With Toyota looming, rivals Robert Yates and Jack Roush unite on Ford engine development.
By BRANT JAMES
Published January 15, 2004
DAYTONA BEACH - It's an unlikely union. A mixed pair. A marriage of necessity, but one that could change the way NASCAR teams compete in the future.
It's something neither Robert Yates nor Jack Roush could have imagined a few years ago, when their rival engine-building shops vied for Ford Racing's attention and resources. But beginning this season, the teams will build their engines together in Yates' Mooresville, N.C., shop.
"We haven't had an engine change since 1991 and we're finding ourselves behind," said Yates, who fields Nextel Cup teams for Dale Jarrett and Elliott Sadler. "We found we need an improvement and the quickest way to get there is to get Ford involved. The best way to get Ford involved was to let them be partners with us and join together."
"Robert and I had been pretty much working against each other," said Roush, whose Nextel program includes reigning champion Matt Kenseth, Mark Martin, Kurt Busch and Jeff Burton. "Ford encouraged us to get together so we could ask for the same things. I guess we felt it was going to be required to stay in the game."
When Ford Racing officials urged the respected shops to, in essence, merge, the rationale was the creation of an information-sharing hedge against the incursion of foreign technology - specifically Toyota, which enters competition in the NASCAR truck series this year.
"Toyota is coming with a really good program," Roush said. "We know what they're up to. We've seen what they do when they come into a series. They raise the bar on technology and a lot of money will be spent."
General Motors program director Jim Covey knows that well. GM had won every Indy Racing League manufacturers title since the circuit's inception in 1996 before Toyota took it away in its first season in 2003.
"Chevy dominated the IRL," Covey said. "Toyota and Honda came in with 10 times the people and 10 times the resources and suddenly the resources we had weren't sufficient."
In its NASCAR program, Chevrolet publishes monthly bulletins of noncompetitive breakthroughs made by each racing team. Dodge teams also share a large amount of information.
"We Ford teams were in more disarray than, say, Dodge was," Roush said. "(Dodge team owners Ray) Evernham and (Roger) Penske may not be cooperating on a lot, but Dodge factory guys do a real nice job with the parts. They do more individual development than Ford had done. Robert had done some things and Ford had done some things and we weren't sharing, and we can spend the dollars a lot better by sharing."
Combining the power of a Yates engine and the fuel efficiency of a Roush product is the goal.
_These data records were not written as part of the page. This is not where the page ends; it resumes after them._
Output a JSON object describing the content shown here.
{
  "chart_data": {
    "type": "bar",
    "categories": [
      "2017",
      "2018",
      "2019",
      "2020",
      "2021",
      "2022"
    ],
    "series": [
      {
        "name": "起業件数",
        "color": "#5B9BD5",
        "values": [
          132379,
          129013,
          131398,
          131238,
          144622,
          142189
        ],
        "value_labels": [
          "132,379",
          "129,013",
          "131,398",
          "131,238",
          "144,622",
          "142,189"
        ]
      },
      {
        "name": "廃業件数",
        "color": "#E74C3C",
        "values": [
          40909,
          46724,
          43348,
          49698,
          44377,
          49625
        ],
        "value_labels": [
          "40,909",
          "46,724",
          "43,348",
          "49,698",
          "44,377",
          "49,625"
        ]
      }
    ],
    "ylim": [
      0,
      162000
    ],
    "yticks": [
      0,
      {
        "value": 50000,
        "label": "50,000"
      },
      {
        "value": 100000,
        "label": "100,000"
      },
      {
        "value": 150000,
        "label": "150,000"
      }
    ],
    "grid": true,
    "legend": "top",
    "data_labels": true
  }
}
Roush had planned to move his engine shop from Michigan to the Charlotte area eventually, and Yates' offer to buy into his operation expedited the process by 18 months.
The timing made sense for Roush, he said, "with the energy we have coming off a championship." Busch, Burton and Martin finished 11th, 12th and 17th, respectively. Yates had no such momentum after Sadler finished 22nd and Jarrett 26th.
Sadler is not sure whom he will run into at the soda machine on a given day, but he likes the new energy.
"It's cool, man," he said. "New guys are coming in every day. I thought I'd never see the things that are happening now. I came in for runs (Tuesday) and Jack and Robert are looking at the plugs together trying to get the motors the best we can."
The product cannot be judged until newly approved parts are applied to engines in late spring, but Martin used an engine assembled by both shops in testing last week at Daytona International Speedway. Synthesizing the operations certainly will spark some interesting discussions on the shop floor and in the front offices.
"Roush wants to do it this way, Yates wants to do it this way and Penske used to want to do it this way when he was with Ford and sometimes it didn't get done," Yates said. "Now we're all on the same page. We have to get it done."